After reaching a major achievement last month, the Air Force Community Partnership (AFCP) program is expected to continue growing with a new focus on initiatives with higher returns on investment, says the program’s new director.

While the partnership program is “doing phenomenally well,” the service has started to concentrate on initiatives that can be implemented across a variety of installations and that can generate a higher payoff for the Air Force as well as the community, Teran Judd, director of community partnership and encroachment, told On Base.

Since the program started three years ago, most of the community-military partnership initiatives have been smaller projects, explained Judd, who assumed his post in June, replacing Steve Zander.
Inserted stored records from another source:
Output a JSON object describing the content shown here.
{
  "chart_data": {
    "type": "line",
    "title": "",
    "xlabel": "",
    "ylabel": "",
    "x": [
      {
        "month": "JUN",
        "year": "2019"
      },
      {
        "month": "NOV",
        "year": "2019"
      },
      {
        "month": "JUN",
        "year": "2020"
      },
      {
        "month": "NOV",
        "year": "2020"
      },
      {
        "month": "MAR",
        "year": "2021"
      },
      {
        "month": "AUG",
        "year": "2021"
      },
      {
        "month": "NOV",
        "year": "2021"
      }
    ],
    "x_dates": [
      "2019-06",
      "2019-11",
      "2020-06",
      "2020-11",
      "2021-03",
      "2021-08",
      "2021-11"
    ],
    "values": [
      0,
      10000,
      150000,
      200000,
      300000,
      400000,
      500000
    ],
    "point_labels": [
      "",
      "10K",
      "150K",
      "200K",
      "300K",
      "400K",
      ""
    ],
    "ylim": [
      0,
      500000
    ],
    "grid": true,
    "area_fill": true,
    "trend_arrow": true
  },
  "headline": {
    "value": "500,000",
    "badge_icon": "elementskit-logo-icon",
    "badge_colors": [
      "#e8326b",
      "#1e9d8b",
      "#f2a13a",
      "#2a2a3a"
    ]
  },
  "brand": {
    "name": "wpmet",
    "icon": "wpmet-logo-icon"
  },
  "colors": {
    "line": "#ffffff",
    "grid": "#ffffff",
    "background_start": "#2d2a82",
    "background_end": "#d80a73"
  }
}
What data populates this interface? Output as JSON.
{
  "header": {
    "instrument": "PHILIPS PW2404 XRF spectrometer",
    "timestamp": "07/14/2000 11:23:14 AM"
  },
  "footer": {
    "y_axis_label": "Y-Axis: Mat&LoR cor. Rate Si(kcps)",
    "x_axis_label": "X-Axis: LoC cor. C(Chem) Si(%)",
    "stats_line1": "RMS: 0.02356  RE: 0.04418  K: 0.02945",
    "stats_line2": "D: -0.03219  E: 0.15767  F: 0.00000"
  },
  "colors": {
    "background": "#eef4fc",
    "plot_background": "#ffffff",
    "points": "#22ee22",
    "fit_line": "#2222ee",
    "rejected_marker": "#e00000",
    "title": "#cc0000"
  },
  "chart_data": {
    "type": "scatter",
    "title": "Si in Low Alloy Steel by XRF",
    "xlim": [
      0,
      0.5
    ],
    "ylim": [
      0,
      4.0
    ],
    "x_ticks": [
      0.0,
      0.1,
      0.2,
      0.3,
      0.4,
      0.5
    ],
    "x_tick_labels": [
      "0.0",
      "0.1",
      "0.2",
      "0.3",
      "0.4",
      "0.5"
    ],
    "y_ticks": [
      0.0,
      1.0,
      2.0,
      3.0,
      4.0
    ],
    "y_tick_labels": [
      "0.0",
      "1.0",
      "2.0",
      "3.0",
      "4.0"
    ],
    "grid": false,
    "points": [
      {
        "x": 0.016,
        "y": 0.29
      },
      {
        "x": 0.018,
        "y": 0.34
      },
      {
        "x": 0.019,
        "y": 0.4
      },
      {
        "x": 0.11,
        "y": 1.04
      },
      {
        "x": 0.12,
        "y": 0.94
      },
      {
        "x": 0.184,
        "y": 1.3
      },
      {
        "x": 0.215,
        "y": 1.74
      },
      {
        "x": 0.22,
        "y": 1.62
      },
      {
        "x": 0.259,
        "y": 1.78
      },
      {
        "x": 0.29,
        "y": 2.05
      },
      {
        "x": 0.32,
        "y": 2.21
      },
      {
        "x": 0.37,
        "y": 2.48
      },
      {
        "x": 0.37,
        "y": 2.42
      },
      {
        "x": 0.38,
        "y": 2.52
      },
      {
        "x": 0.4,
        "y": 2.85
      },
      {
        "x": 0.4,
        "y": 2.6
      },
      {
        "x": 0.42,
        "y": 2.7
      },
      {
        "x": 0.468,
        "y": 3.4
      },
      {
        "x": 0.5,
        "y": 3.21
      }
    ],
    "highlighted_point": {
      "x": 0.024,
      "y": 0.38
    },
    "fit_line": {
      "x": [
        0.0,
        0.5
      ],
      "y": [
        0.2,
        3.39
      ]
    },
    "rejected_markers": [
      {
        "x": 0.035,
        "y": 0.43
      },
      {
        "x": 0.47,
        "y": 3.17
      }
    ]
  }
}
The partnership program’s first foray into projects with greater returns has focused on small arms ranges, partially because most bases have them, Judd said.

The Air Force is conducting test projects with small arms ranges at several bases to see if establishing a joint use facility for the military and local law enforcement is the kind of partnership that can be expanded across the service.

Along with placing a priority on initiatives with a higher return, the service is striving to identify partnerships that would work across the Air Force, or at least across a segment of the service’s installations.

By taking initiatives that are successful in one community and applying them to others, the service’s goal is “to see if we can grow the program … bring it to a new level,” Judd said.

The AFCP program reached one new level last month when the savings generated by the initiatives it helped create since fiscal 2013 surpassed direct spending on the program for the first time. The program so far has produced a total of $32.5 million in savings, $2.1 million more than the Air Force has spent on it.

“It’s a huge milestone. … To be in the black after three years is fantastic,” Judd said. Partnership agreements in the pipeline are estimated to generate an additional $15 million in net savings, he added.

To date, the 53 installations participating in the AFCP program have reached agreements on more than 200 partnership initiatives with their host communities. Two more bases have committed to joining the program, and another two are discussing the prospect, said Judd, who previously was a branch chief in the service’s strategic basing office.

One of Judd’s chief aims is reenergizing the AFCP program. About 70 percent of the service’s installations are participating in the program, but enthusiasm at a number of locations has died down over the past three years, he said.

“A lot of my job is reaching out to mission support commanders,” he said.

Going forward, Judd wants more partnership initiatives to take advantage of the statute authorizing installations and their host communities to enter into intergovernmental support agreements (IGSAs). Most initiatives that have been developed so far have not used that authority, he explained.

“I think you’ll see that in the future, a lot more IGSA initiatives [will be] coming out of the program,” Judd said.

Partnerships using intergovernmental support agreements typically would cover public works and related functions, but they can involve other activities as well. “It can be [any] agreement with a municipality to develop what is best. It just makes so much sense to use this authority,” Judd said.

One of the primary benefits of the authority is the ability to work directly with a municipality rather than going through a procurement process, allowing agreements to be reached much more quickly, he said.

Just four months into the job, Judd said he has many reasons to be excited. “I feel extremely positive about the program. There are so many things we’re looking to try to roll out over the next year or two — a lot of different initiatives,” he said.